Exhibition on racism at First Floor Gallery Marcus Gora
Marcus Gora

Marcus Gora

Yeukai Karengezeka Arts Correspondent
A touring exhibition that interrogates racism dubbed “Wayland Rudd Collection: Russian Prop Art” is running at the First Floor Gallery. The exhibition is being hosted by Russian-American curator Yevgeniy Fiks and will run until July 28.  First Floor Gallery marketing director Marcus Gora said the touring exhibition is about protesting against racism.

“This is a touring exhibition developed by Yevgeniy Fiks, to honour Wayland Rudd, an African American actor, who left the United States for the USSR in the 1930’s to protest racism and became a star there,” he said.
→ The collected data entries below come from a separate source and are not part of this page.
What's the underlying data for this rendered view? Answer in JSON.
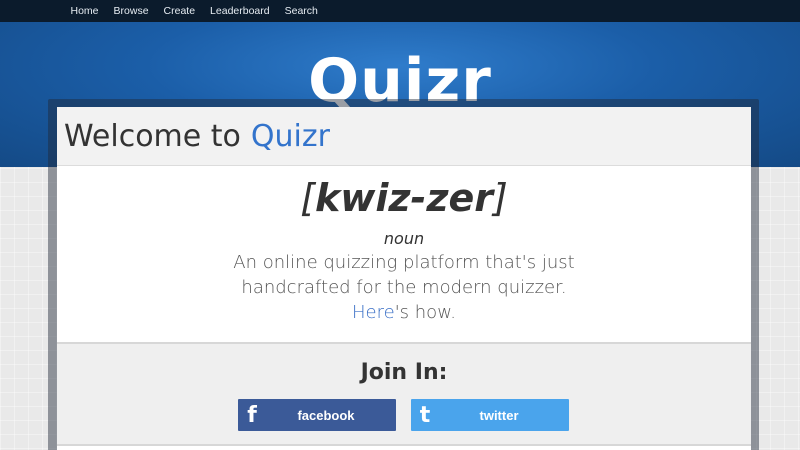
{
  "nav": {
    "items": [
      "Home",
      "Browse",
      "Create",
      "Leaderboard",
      "Search"
    ]
  },
  "logo": {
    "text": "Quizr"
  },
  "welcome": {
    "prefix": "Welcome to",
    "brand": "Quizr"
  },
  "definition": {
    "pronunciation_open": "[",
    "pronunciation": "kwiz-zer",
    "pronunciation_close": "]",
    "part_of_speech": "noun",
    "line1": "An online quizzing platform that's just",
    "line2": "handcrafted for the modern quizzer.",
    "link_text": "Here",
    "link_suffix": "'s how."
  },
  "join": {
    "title": "Join In:",
    "facebook_label": "facebook",
    "twitter_label": "twitter"
  },
  "colors": {
    "nav_bg": "#0b1b2c",
    "hero_blue": "#1b5ea8",
    "brand_blue": "#3374cc",
    "facebook": "#3b5a98",
    "twitter": "#4aa4ec"
  }
}
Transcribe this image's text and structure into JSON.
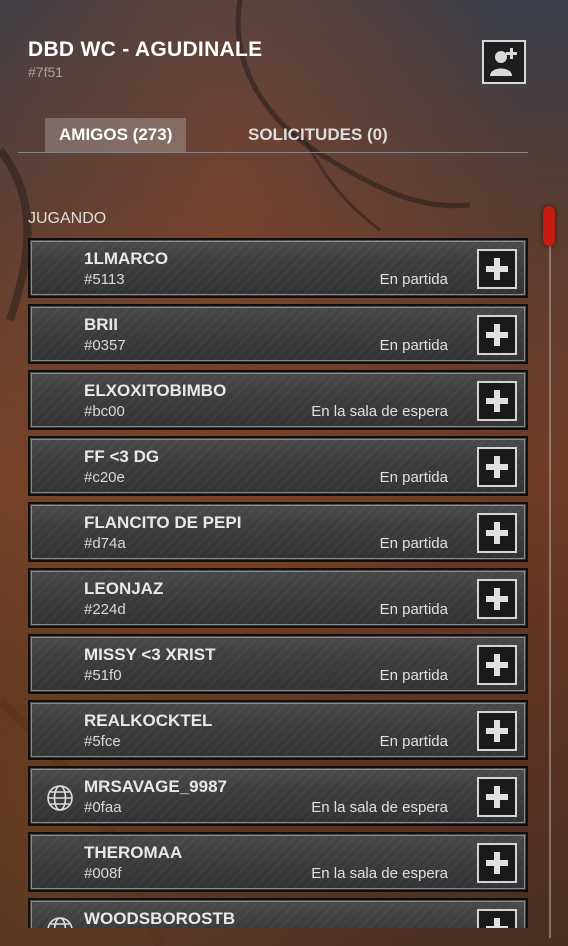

It features historical posters alongside artworks of African-American, Russian and local artists looking in depth at and responding to the representation of Africans and African-Americans in the Soviet visual culture.

The exhibition is travelling from the US where it was showing at Winkleman Gallery in New York and will be going to Moscow after showing with First Floor Gallery Harare.

On Saturday, cultural experts conducted a discussion about the theme of the exhibition.
Some local historians and cultural experts were looking at the role of non-Western support in local liberation struggle and ideas of racial reconciliation championed by these ideologies.

From the discussion, it was pointed out African artists should ensure that they paint pictures that tell the true African life, not to allow other continents to define Africans as impoverished people.

“It is easy for the younger generations to forget the role of the East in African and Zimbabwean liberations struggles.
“Soviet Union in particular, played an important role in supporting the fight of Africans against colonial rule.

“It also tried to build a new paradigm of race relations based on unity of all working people of the world.
While Soviet Union disintegrated in the early 1990s, its impact on Africa remains and the lessons of a non-black and white view of race relations is still relevant”, said Gora.